Docker Hub: per2jensen/scrubexif

High‑trust EXIF removal with a transparent supply chain.

Removes GPS, serial numbers, maker notes, and all private metadata using a two‑stage process: a byte‑level APP wipe via jpegtran, followed by an allowlisted EXIF rebuild via ExifTool. This closes the gap parser‑based tools leave open for unknown or proprietary segments and makes scrubexif ideal for privacy‑safe publishing and automated pipelines.

Promise: scrubexif will not write an unscrubbed JPEG into an output directory.
If a scrub fails for any reason, no output file is created for that JPEG. This is true when writing scrubbed JPEGs to an output directory, not if you scrub JPEGs inline. The jpegtran byte-level strip ensures removal of all APP segments, including unknown or proprietary ones that parser-based tools cannot see.

Full documentation movedDETAILS.md
This README is intentionally short for Docker Hub visibility.

Quick Start

Easiest one-liner (default safe mode, non-destructive)

Scrub all JPEGs in the current directory ($PWD) and write cleaned copies to
$PWD/output/:

docker run --rm \
-v "$PWD:/photos" \
per2jensen/scrubexif:0.7.19

This:

  • scans your current directory ($PWD) for *.jpg / *.jpeg (also in capital letters)
  • writes scrubbed copies to $PWD/output/ (or a custom --output dir)
  • leaves the originals untouched in $PWD/
  • refuses to run if the $PWD/output directory already exists
  • prints host paths by default (use --show-container-paths to include /photos/... paths)

Write to specific directory

Use -o to control where scrubbed files are written.

Output to a subdirectory of $PWDscrubexif creates it if it does not exist:

docker run --rm \
    -v "$PWD:/photos" \
    per2jensen/scrubexif:0.7.19 \
    -o scrubbed

Scrubbed files are written to $PWD/scrubbed/. The run is refused if scrubbed/ already exists (safety guard — use -o with a bind-mount instead if you need to reuse a directory).

Output to an arbitrary host directory — mount it independently and pass the container path to -o:

docker run --rm \
    -v "$PWD:/photos" \
    -v "/tmp/scrub-test:/scrubbed" \
    per2jensen/scrubexif:0.7.19 \
    -o /scrubbed

-v "/tmp/scrub-test:/scrubbed" maps /tmp/scrub-test on the host to /scrubbed inside the container. -o /scrubbed tells scrubexif to write there. Because -o was explicitly supplied, scrubexif accepts the directory even though it already exists (created by Docker as the mount point).

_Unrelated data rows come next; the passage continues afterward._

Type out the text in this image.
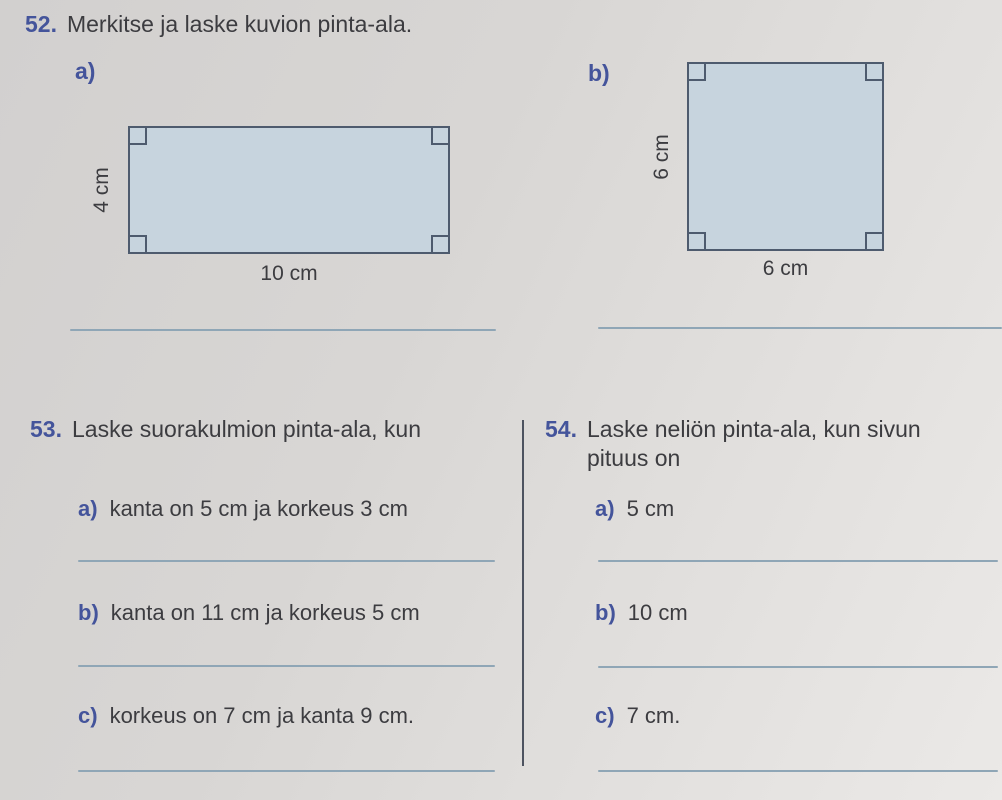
52. Merkitse ja laske kuvion pinta-ala.
a)
4 cm
10 cm
b)
6 cm
6 cm
53. Laske suorakulmion pinta-ala, kun
a) kanta on 5 cm ja korkeus 3 cm
b) kanta on 11 cm ja korkeus 5 cm
c) korkeus on 7 cm ja kanta 9 cm.
54. Laske neliön pinta-ala, kun sivun pituus on
a) 5 cm
b) 10 cm
c) 7 cm.
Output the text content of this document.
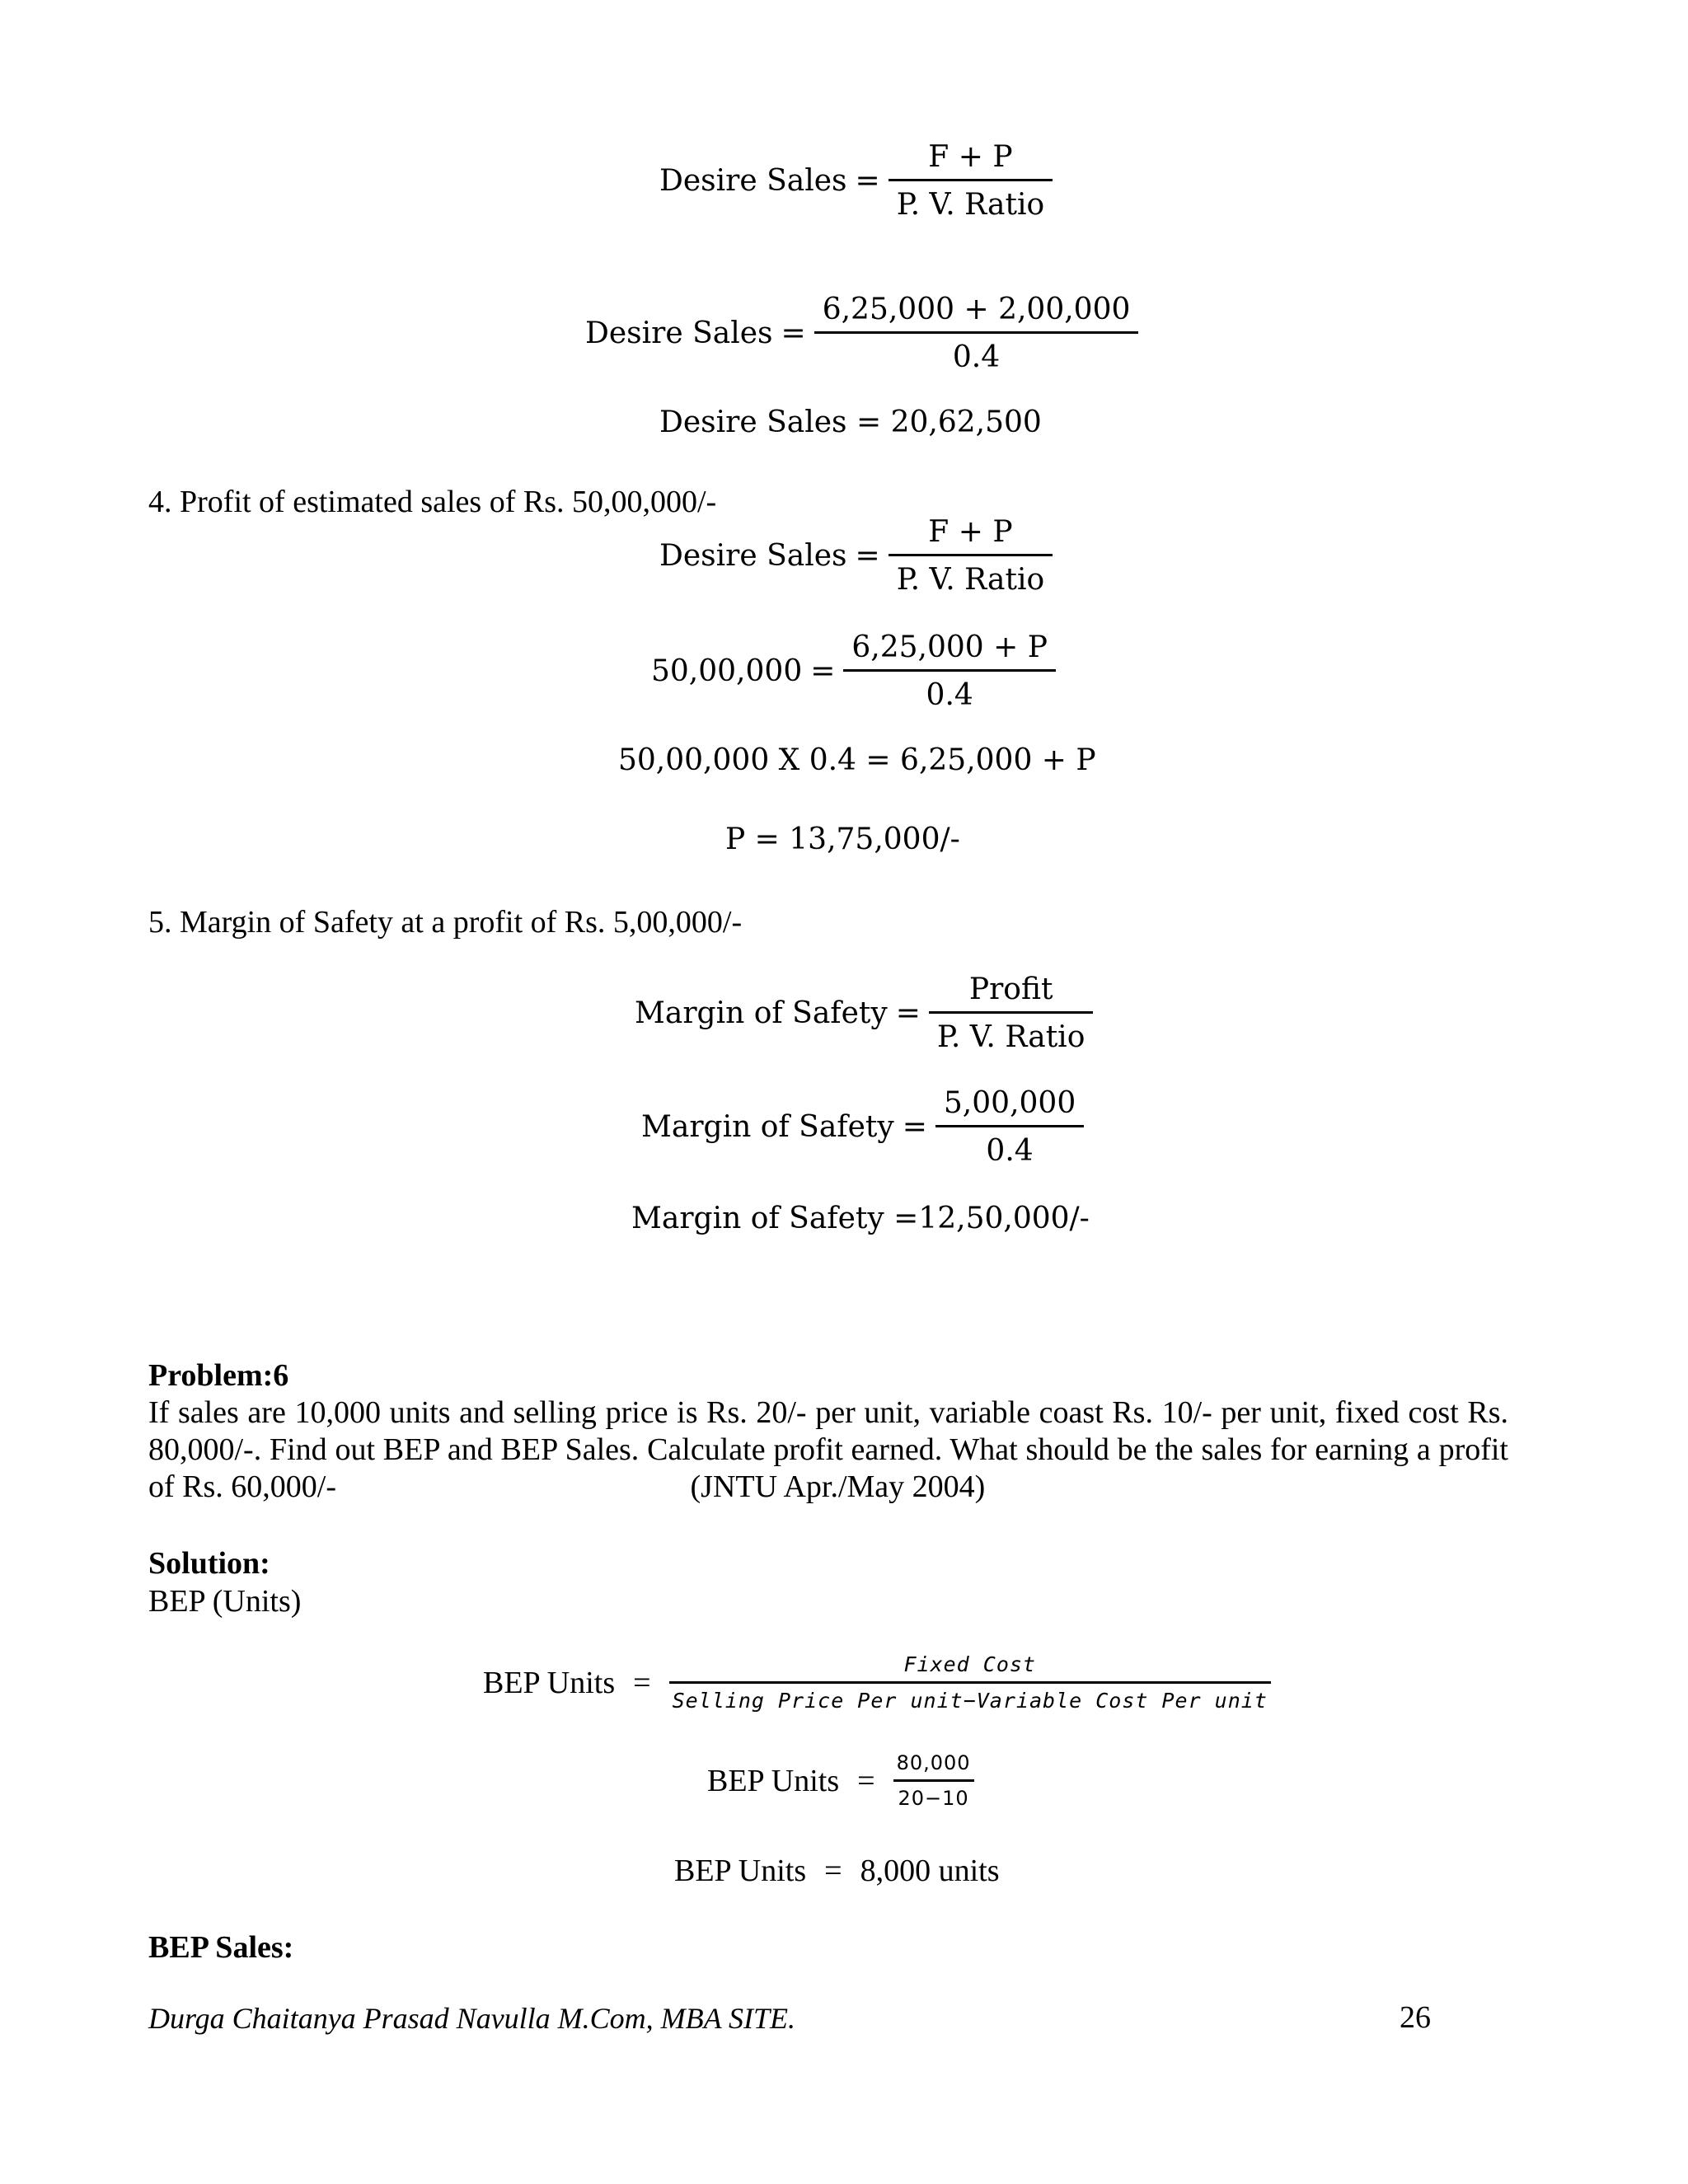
Desire Sales = $\frac{F + P}{\text{P. V. Ratio}}$
Desire Sales = $\frac{6,25,000 + 2,00,000}{0.4}$
Desire Sales = 20,62,500
4. Profit of estimated sales of Rs. 50,00,000/-
Desire Sales = $\frac{F + P}{\text{P. V. Ratio}}$
$50,00,000 = \frac{6,25,000 + P}{0.4}$
50,00,000 X 0.4 = 6,25,000 + P
P = 13,75,000/-
5. Margin of Safety at a profit of Rs. 5,00,000/-
Margin of Safety = $\frac{\text{Profit}}{\text{P. V. Ratio}}$
Margin of Safety = $\frac{5,00,000}{0.4}$
Margin of Safety =12,50,000/-
Problem:6
If sales are 10,000 units and selling price is Rs. 20/- per unit, variable coast Rs. 10/- per unit, fixed cost Rs. 80,000/-. Find out BEP and BEP Sales. Calculate profit earned. What should be the sales for earning a profit of Rs. 60,000/-	(JNTU Apr./May 2004)
Solution:
BEP (Units)
BEP Units = $\frac{\text{Fixed Cost}}{\text{Selling Price Per unit−Variable Cost Per unit}}$
BEP Units = $\frac{80,000}{20-10}$
BEP Units = 8,000 units
BEP Sales:
Durga Chaitanya Prasad Navulla M.Com, MBA SITE.	26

Scrubbed photos end up in /tmp/scrub-test/ on the host.

Note: mount the output directory at a top-level container path (e.g. /scrubbed) rather than nested under /photos (e.g. /photos/scrubbed). Nesting requires $PWD to be writable so Docker can create the mount point there.

Failure handling (important)

scrubexif is designed to never place an unscrubbed JPEG into an output directory. If a scrub fails for any reason, no output file is created for that JPEG and the run continues for the rest.

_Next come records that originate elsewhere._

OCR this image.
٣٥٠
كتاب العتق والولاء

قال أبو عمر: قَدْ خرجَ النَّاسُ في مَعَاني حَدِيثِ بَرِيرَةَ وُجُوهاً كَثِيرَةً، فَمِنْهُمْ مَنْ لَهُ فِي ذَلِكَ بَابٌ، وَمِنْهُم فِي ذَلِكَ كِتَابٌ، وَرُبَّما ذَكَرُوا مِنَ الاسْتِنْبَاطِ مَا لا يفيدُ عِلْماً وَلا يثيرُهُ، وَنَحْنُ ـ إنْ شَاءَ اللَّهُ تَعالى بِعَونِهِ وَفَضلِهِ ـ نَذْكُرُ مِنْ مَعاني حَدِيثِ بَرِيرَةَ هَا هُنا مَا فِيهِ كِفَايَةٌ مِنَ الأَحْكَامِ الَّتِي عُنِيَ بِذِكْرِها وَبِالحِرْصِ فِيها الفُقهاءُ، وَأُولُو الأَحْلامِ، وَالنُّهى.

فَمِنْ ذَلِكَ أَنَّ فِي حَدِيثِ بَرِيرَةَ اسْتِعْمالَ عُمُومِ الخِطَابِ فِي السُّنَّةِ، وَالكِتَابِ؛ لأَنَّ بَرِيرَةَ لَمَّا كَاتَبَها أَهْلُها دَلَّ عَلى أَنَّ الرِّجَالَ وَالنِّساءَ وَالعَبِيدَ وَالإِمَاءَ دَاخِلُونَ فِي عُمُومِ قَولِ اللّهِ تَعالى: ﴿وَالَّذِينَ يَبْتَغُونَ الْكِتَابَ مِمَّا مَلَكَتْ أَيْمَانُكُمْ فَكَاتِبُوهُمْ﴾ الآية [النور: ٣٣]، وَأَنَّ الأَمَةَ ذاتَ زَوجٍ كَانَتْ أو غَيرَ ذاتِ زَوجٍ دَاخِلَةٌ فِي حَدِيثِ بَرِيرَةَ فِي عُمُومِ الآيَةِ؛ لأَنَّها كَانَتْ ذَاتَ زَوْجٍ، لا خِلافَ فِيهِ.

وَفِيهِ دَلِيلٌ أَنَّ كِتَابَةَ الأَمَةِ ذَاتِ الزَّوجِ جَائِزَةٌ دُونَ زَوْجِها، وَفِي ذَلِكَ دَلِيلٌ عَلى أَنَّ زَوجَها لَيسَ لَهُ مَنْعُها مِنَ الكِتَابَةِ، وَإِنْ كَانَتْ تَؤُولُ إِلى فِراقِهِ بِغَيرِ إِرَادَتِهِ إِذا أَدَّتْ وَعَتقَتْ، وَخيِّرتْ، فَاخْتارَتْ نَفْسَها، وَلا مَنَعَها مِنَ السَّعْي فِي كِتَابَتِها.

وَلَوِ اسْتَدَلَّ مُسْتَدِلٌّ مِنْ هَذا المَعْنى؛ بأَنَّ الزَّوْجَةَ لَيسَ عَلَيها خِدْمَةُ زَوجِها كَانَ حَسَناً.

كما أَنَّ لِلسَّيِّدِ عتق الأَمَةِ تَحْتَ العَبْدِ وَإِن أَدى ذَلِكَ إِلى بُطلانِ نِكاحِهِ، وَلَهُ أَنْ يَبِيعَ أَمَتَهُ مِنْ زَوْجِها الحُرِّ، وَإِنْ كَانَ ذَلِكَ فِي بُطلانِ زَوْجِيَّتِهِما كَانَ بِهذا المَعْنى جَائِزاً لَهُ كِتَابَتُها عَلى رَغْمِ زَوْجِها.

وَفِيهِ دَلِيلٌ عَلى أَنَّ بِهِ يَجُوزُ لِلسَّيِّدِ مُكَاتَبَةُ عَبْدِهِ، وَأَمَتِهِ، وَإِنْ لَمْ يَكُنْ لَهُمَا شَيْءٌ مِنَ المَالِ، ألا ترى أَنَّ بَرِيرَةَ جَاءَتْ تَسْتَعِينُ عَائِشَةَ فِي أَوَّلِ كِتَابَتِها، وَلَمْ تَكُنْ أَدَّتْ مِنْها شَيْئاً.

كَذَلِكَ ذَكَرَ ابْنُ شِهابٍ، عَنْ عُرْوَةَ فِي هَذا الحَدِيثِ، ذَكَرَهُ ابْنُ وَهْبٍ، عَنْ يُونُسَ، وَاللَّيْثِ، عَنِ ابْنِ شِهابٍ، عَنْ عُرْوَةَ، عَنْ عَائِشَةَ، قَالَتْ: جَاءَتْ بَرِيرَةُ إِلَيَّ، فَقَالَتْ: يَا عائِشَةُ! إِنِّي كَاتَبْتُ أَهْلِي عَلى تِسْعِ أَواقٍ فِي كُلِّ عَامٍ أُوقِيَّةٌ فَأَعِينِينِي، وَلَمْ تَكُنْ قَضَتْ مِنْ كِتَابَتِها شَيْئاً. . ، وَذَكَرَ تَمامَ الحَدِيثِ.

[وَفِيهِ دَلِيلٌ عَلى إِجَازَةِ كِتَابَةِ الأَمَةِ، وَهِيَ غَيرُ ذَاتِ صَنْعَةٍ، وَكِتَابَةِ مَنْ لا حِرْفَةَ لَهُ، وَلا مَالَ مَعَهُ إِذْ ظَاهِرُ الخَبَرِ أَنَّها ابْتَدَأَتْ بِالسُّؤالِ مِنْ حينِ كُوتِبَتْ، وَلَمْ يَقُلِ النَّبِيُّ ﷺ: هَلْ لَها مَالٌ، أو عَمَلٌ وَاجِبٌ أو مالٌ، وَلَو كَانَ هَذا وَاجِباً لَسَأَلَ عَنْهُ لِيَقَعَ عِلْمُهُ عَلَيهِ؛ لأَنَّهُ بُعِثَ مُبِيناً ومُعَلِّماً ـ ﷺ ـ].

What happens on failed scrubs depends on the mode scrubexif is run in:

  • Default safe mode (the one-liner): failed files stay in the original directory, and no file is written to the output directory for those failures.
  • Auto mode (--from-input): failed files are moved to processed/ for inspection, and no file is written to output/ for those failures.
  • Manual (destructive) in-place (--clean-inline): a failure leaves the original unchanged; there is no output directory involved.

Hardened (destructive) in-line scrub (current directory)

Same idea, but with container hardening and in-line (destructive) overwrite:

docker run -it --rm \
  --read-only --security-opt no-new-privileges \
  --tmpfs /tmp \
  -v "$PWD:/photos" \
  per2jensen/scrubexif:0.7.19 --clean-inline

Batch workflow (PhotoPrism / intake style)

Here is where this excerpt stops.